EU air cargo volumes remained buoyant into the month of November, with exceptions such as Frankfurt reflecting a pilot’s strike, rather than long-term downturns.
In the UK, Heathrow’s cargo volumes rose 4.4 percent year-on-year (y-o-y) making it Britain’s largest port, with almost 30 percent of UK exports by value. Heathrow did brisk trade with China, up 10.6 percent, Turkey up 10.4 percent, Mexico up 7.3 percent and Brazil up 5.6 percent. The airport’s CEO, John Holland-Kaye used the opportunity to promote the controversial third runway, saying that, “since the Government’s backing of a third runway, we’ve put a team in place that will help us to deliver the benefits of expansion as quickly as possible.”

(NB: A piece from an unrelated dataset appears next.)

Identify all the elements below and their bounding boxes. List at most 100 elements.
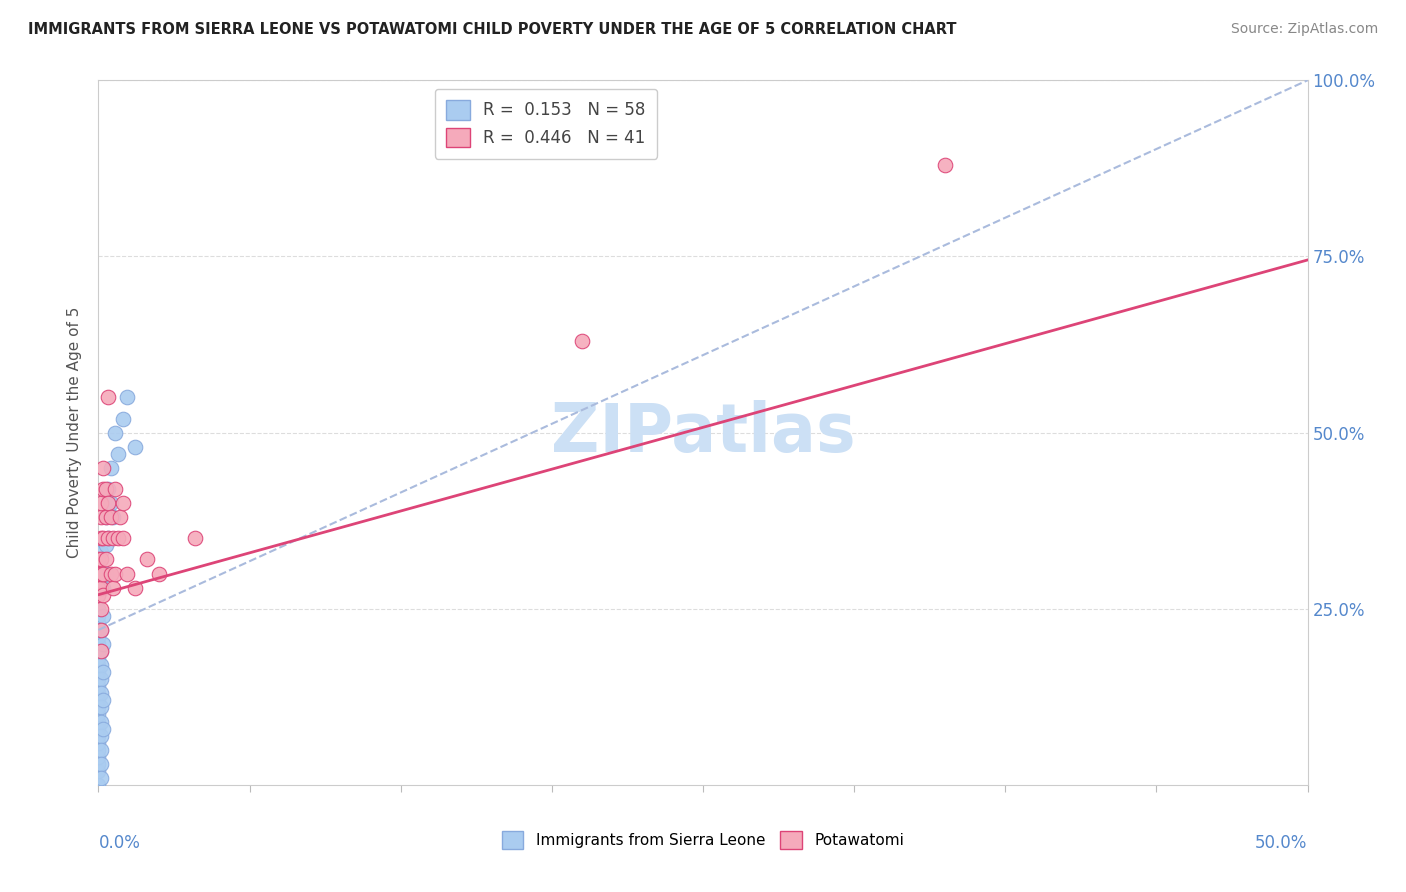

Across the channel, Germany’s largest aviation hub floundered as Lufthansa pilots walked off the job, grounding thousands of flights. November cargo fell 2.1 percent y-o-y to 191,461 tonnes. That said, yearly volumes are still up 1.3 percent over 2015, suggesting that November’s slump has more to do with labor issues that with systemic matters. The airport said that, “the strike and an unfavorable timing of weekends and weekdays,” were to blame.
Brussels Airport continued its rapid recovery into November with cargo flights increasing 18 percent to 1,341. Belly cargo was down 11.4 percent but a 55.5 percent increase in full freighter volumes and a further 8.5 percent in integrator capacity more than offset the decline. Total cargo moved in the month was 45,564 tonnes.
Barring any further disruptions, Europe’s major airports are on track for an aggregate improvement in cargo volumes in a year where observers fretted about a slowing economy in China and Brexit, to name just a few consternations.
ACI Europe, which represents 500 airports in 45 European countries noted that Freight traffic across Europe jumped by 8.7 percent in October, making it the best monthly performance since May 2011. The organization also pointed to double- and even triple-digit growth at some of the trade bloc’s smaller airports, many in Eastern Europe, as evidence that air freight was stronger than expected.